Old School Cool
The pressure was on to make machines more affordable during the Great Depression. To achieve this, Corona and many other manufactures removed features from their machines to bring down costs. Despite that, they still retained their high-gloss finish.
Glossy, classy, boxy. This gem of a Junior is a model S and is in beautiful shape. Made for the Depression era, many machines from this time period saw a reduction of features in order to make them more affordable. In the case of this machine it's lacking the left platen knob and right margin & bell. Obviously it lacks the tab feature as well. Though, surprisingly it has a backspacer, which seems like the kind of thing that would have been likely to be removed.
Repairs & Work Done
I received this machine from another collector who had, in turn gotten it from someone who claimed it had been serviced by the folks at California Typewriter at some point. The internals of the machine were excellent, however the platen was so beat up I had to be careful when I removed the rubber; if it wound up in the kitchen we might have put it in the compost with the other corncobs!
Ultimately I wound up sending off the platen and replacing the drawstring with some heavy duty fishing line. It turned out to be quite the hassle on account of the thinner string however. The diameter is roughly correct, but it appears to lack the same rigidity that the sinew ones have, making it much easier to end up sliding off the pulley.
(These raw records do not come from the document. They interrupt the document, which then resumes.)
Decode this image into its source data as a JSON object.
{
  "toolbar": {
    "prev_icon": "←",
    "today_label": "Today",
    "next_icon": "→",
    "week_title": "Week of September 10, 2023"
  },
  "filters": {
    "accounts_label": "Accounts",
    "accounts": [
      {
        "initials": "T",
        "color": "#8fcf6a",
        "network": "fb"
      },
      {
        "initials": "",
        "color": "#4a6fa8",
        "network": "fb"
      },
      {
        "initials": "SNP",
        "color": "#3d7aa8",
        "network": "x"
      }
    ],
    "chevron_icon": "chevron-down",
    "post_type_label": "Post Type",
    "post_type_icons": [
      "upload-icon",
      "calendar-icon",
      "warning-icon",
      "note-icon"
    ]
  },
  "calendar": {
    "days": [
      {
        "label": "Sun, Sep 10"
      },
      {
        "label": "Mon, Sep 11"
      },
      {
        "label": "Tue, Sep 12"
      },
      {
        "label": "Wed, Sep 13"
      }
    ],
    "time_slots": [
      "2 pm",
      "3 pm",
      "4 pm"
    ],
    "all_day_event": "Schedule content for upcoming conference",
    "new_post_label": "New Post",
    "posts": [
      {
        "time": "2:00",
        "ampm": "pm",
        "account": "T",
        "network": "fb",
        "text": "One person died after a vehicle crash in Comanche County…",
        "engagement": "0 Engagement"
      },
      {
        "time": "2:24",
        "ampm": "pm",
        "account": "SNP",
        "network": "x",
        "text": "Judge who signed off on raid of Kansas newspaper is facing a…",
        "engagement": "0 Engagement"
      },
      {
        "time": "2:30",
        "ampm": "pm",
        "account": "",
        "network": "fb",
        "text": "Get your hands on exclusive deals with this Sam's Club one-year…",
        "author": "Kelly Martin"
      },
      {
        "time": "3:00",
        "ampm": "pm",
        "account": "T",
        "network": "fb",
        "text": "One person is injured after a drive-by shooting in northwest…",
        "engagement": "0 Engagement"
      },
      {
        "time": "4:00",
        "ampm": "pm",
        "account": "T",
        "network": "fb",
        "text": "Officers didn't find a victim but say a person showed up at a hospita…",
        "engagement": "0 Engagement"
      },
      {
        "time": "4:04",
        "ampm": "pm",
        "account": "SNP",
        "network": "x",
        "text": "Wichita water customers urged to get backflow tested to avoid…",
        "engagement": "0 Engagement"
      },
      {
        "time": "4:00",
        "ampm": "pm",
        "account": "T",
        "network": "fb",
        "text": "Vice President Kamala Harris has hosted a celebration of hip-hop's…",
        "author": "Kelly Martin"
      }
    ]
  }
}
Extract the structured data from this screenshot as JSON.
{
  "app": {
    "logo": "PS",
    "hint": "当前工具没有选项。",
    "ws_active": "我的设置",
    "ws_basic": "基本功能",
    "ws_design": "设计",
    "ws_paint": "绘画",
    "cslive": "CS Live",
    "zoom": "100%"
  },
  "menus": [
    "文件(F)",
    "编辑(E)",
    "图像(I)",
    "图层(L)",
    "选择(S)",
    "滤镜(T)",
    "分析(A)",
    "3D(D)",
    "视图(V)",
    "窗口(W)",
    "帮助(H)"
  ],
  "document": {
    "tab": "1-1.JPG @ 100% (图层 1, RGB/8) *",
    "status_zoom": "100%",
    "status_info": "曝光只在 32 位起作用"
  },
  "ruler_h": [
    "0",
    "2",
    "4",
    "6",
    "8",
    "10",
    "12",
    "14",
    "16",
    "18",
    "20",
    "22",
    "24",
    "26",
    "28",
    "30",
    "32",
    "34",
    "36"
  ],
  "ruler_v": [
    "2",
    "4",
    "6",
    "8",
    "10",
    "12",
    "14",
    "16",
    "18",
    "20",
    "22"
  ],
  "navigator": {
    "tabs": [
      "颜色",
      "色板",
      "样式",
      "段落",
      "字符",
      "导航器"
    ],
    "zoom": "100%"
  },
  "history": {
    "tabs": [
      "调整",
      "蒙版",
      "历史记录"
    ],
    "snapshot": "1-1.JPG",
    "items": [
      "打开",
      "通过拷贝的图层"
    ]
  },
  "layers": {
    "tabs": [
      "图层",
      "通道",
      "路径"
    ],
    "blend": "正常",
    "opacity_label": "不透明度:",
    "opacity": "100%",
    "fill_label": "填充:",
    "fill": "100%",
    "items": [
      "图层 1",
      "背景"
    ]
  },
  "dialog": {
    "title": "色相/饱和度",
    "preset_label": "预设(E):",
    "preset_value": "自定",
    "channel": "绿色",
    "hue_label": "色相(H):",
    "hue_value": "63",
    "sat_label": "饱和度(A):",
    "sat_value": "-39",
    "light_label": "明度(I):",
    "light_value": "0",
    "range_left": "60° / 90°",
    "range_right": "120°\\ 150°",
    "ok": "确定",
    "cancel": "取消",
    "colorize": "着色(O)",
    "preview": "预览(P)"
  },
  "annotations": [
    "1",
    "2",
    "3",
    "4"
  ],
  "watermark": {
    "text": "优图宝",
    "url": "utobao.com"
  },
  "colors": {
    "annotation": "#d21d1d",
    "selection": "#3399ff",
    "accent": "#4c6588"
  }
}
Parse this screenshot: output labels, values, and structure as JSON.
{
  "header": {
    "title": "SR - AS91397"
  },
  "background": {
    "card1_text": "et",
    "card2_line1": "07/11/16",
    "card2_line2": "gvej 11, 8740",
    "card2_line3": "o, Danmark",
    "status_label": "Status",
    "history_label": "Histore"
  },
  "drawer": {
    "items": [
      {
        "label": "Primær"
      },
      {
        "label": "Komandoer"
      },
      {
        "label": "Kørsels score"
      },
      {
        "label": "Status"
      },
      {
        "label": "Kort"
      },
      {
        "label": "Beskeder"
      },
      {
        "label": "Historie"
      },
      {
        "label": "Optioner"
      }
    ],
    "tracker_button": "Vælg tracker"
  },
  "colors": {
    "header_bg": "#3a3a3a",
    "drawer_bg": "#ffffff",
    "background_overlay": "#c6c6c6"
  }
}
While I'm not certain if this is characteristic of these machines or if it's it's simply this example, I have found that it tends to ghost slightly. Meaning that the slugs tend to bounce slightly when following through on the key press. Instead, this machine seems to favor a faster press, releasing the key early and letting momentum carry it the rest of the way. On other machines I use the heavier touch control as a bit of a crutch, but I presume that might be something to work on, as this machine lacks a touch control.